In the peace of Christ,

- Bryan

Bryan Cross said...

Grifman,

Thanks for your comment. It is true that local churches (understood in the diocesan sense) 'elected' persons to be ordained. But the ordination itself, that is, the conferral of ecclesial authority, came from a bishop having Apostolic succession. The local church might know better than the bishop who would make a good priest, and who definitely would *not* make a good priest, hence the importance of their role in selecting candidates for ordination. There is a sense in which that remains true today, especially with respect to the local church recommending young men for acceptance into seminary or religious orders. The recommending priest is also speaking for the people, in such cases. Likewise, at an ordination, those who are being ordained are presented to the bishop as having been examined by the local church, and found suitable for ordination. Then the bishop accepts this examination, and declares that he will ordain them. (I was at an ordination mass about two months ago, and that's how it went.)

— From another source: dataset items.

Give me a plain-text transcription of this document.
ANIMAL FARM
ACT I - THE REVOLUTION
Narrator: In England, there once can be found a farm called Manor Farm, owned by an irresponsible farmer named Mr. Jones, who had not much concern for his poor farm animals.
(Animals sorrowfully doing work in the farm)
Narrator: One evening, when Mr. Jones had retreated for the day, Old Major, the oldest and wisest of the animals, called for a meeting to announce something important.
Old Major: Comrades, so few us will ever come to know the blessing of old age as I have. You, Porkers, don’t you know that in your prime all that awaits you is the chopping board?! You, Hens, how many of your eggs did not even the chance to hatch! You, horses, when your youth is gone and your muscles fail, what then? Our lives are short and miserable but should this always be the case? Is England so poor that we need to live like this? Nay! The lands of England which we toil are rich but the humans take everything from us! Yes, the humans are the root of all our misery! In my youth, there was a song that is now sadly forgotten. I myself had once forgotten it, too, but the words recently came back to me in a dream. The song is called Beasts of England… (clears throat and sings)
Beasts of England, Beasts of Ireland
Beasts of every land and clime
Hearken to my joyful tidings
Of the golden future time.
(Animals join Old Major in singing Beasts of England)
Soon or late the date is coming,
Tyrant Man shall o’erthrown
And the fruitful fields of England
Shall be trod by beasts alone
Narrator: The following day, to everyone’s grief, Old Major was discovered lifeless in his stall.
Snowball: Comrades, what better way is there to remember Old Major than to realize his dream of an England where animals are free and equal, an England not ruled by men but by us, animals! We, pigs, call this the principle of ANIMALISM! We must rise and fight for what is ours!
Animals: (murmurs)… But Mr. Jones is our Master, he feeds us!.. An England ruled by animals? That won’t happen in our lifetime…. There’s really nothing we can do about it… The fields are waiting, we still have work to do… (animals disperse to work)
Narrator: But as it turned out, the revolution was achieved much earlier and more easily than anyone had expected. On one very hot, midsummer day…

If you read my post (a few posts ago) about how philosophy helped me accept the papacy, you will find a link to what Aquinas thinks about the proper political structure of the Church. He agrees that the Church is not a democracy, but he also doesn't see it as a dictatorship. He sees it as having the best aspects of each form of government. So he agrees that laypersons should be involved, in some respect, in the government of the Church.

In the peace of Christ,

- Bryan

YoungCatholicSTL said...

I find your "glasses" argument very compelling. I've often made a simlar remark in abortion debates, where both sides seem to be arguing on almost entirely differently plains at times.

Btw, I stumbled across this blog from a comment you left on STLCatholic. When I saw the picture, I was momentarily taken aback, and then realized I was staring at a picture of Bryan Cross! You were my Ethics professor at SLU about 4 or 5 years ago!! Hope everything is going well in your life!